Epilepsie : pourtant elle n’est qu’une maladie neurologique

Les crises d’épilepsie se manifestent généralement par une perte de conscience…

Au Burkina Faso comme partout en Afrique, l’épilepsie, cette maladie connue de longue date, reste encore entourée de croyances erronées et les épileptiques souvent victimes d’exclusion sociale. Pourtant, selon les spécialistes de la santé, elle n’est qu’une maladie neurologique chronique qui peut être diagnostiquée et traitée.

L’épilepsie est cette vieille maladie qui reste encore entourée de peur et de préjugés au Burkina et dans beaucoup de pays africains. Considérée tantôt comme une malédiction, les personnes épileptiques souffrent souvent d’une exclusion sociale. Au Burkina Faso, des voix s’élèvent de plus en plus pour défendre les droits des personnes atteintes d’épilepsie. La ligue burkinabè de lutte contre l’épilepsie, en organisant du 3 au 5 juin 2026 ses premières journées scientifiques, s’est engagée à promouvoir la dignité et les droits humains des personnes vivant avec l’épilepsie. Et pour y parvenir, elle compte intensifier la sensibilisation des communautés, renforcer les capacités des professionnels de santé sur le diagnostic et la prise en charge des patients.

Sur le plan mondial, la journée mondiale de l’épilepsie célébrée le 9 février vise à sensibiliser le public à cette maladie encore mal connue. Elle a en outre pour objectif de promouvoir l’information fiable et de rappeler l’importance du soutien aux personnes concernées. Une meilleure compréhension de l’épilepsie permet également de favoriser l’inclusion sociale, d’améliorer l’accès aux soins et d’encourager la recherche vers de nouvelles prises en charge. Informer et dédramatiser restent essentiel pour réduire les préjugés et améliorer la qualité de vie des personnes vivant avec cette maladie. Être bien informé au sujet de l’épilepsie permet aussi d’appliquer les bons gestes de premiers secours à une personne en crise.

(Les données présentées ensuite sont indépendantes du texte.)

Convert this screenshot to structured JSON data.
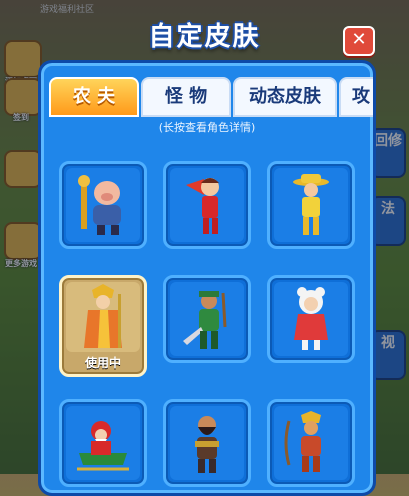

L’épilepsie est une maladie neurologique chronique qui se caractérise par des décharges électriques anormales dans le cerveau. Ces anomalies provoquent des crises soudaines et imprévisibles. Les crises d’épilepsie se manifestent généralement par une perte de conscience, des mouvements involontaires et des crises toniques identifiées par des convulsions. Les crises d’épilepsie sont répétées et apparaissent de façon inopinée.

3e maladie neurologique chronique

L’épilepsie est la 3ᵉ maladie neurologique chronique la plus fréquente après la migraine et les démences. Elle peut être d’origine génétique, due à une séquelle de traumatisme crânien, à une infection cérébrale ou à une anomalie structurelle du cerveau.  Au-delà des crises, la recherche scientifique s’intéresse aujourd’hui aux troubles associés, notamment au Trouble du déficit de l’attention avec ou sans hyperactivité (TDAH), plus fréquemment observé chez les personnes épileptiques, en particulier chez l’enfant. Mieux comprendre ces liens permet d’améliorer le diagnostic, la prise en charge et la qualité de vie des patients.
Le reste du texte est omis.